O mesmo pode ser dito da origem ou capacitação formal. Há profissionais que mentem sobre sua origem ou nível de escolaridade, enquanto outros fazem disso justamente seu diferencial. Alguém que nasceu pobre e conquistou um espaço, ou que não teve oportunidade de estudar formalmente e acabou com uma bagagem autodidata invejável tem mais valor do que alguém que tente esconder seu berço ou camuflar sua ignorância com diplomas de escolas fantasmas.

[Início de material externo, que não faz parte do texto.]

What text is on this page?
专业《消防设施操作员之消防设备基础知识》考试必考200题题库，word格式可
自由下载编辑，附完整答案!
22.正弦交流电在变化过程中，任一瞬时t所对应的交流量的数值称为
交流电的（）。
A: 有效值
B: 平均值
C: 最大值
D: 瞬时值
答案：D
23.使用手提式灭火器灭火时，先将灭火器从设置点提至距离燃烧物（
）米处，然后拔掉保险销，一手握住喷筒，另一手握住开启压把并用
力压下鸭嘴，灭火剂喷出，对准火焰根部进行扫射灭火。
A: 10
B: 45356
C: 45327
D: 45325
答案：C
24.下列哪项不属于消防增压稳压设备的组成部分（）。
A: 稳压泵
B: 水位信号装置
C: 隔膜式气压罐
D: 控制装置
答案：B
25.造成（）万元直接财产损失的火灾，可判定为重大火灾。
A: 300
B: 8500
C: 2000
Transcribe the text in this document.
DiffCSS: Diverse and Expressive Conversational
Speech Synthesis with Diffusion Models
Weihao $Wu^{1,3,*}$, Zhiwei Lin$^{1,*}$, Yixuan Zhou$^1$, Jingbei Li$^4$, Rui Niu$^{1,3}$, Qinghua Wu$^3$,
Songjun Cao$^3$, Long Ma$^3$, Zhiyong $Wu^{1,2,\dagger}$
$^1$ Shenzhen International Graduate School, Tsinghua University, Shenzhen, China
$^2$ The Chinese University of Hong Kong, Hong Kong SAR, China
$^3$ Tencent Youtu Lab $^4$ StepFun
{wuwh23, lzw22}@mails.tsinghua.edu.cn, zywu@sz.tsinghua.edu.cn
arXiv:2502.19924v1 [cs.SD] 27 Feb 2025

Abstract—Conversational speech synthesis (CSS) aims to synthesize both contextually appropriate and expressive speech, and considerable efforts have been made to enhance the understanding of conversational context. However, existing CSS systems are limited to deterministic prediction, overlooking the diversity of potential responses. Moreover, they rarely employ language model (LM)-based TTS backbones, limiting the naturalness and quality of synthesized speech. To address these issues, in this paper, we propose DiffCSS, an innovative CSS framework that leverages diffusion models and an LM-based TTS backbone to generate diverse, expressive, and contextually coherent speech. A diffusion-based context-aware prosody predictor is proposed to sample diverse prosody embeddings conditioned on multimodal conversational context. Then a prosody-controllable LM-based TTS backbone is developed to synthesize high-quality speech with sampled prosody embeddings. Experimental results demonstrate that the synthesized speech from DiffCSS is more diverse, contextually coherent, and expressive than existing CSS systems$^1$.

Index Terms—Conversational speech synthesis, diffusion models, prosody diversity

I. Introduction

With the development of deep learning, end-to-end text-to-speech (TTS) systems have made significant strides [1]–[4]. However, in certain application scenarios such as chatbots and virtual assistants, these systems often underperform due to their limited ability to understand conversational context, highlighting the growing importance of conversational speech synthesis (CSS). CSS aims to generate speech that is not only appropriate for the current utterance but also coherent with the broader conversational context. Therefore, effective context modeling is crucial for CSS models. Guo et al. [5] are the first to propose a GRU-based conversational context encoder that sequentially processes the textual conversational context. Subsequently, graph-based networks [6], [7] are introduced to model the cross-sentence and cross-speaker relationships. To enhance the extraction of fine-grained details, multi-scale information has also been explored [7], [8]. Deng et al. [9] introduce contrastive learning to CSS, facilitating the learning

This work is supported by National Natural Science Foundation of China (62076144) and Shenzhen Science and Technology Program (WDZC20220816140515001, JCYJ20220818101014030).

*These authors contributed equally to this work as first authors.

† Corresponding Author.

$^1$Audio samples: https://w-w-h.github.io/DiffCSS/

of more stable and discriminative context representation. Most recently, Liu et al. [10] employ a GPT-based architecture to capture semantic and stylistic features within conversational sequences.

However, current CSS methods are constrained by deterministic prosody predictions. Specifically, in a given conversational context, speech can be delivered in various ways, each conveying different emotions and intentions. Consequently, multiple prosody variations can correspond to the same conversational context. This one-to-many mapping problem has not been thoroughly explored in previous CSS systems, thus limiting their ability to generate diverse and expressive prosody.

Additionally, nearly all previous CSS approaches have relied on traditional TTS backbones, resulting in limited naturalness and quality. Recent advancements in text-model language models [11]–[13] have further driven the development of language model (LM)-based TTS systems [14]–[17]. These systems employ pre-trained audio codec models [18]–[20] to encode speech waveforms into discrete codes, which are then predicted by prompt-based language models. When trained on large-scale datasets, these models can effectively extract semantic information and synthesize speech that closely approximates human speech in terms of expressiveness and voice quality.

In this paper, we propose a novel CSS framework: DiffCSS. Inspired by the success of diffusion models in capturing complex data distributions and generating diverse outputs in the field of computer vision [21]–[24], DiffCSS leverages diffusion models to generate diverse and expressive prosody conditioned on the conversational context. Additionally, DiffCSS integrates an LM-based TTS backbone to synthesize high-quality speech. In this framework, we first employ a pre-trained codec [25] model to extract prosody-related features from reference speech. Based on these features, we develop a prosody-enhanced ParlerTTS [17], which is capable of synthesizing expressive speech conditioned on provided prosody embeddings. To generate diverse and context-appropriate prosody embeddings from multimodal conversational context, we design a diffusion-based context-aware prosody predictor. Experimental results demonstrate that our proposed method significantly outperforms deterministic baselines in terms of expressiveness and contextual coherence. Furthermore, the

Sou palestrante e utilizo no início de minhas palestras uma técnica também usada por outros profissionais. Trata-se da autodepreciação. Geralmente feita na forma de um comentário ou de um caso em que coloco numa situação das mais ridículas ou em que tenha revelado minha total incapacidade de entender ou fazer algo simples. Ao me ridicularizar acabo e me colocar rente ao chão, deixo a audiência sem espaço para me colocar numa posição ainda inferior. É a antiga máxima dos evangelhos de que quem se humilhar será exaltado, e quem se exaltar será humilhado.

Se prestar atenção, verá que muitos palestrantes fazem o mesmo, e gosto de encontrar no cinema comportamentos assim para ilustrar. No filme "8 Mile", o personagem protagonizado pelo cantor Eminem faz isso na hora de vencer seu oponente em um duelo de "rap". Antes que seu adversário tivesse chance de falar de sua pobreza, de sua mãe, da namorada que o traía e de outras vergonhas em sua vida, Eminem escancara tudo e encerra, passando o microfone para o outro: "Agora diga a eles algo que ainda não saibam a meu respeito".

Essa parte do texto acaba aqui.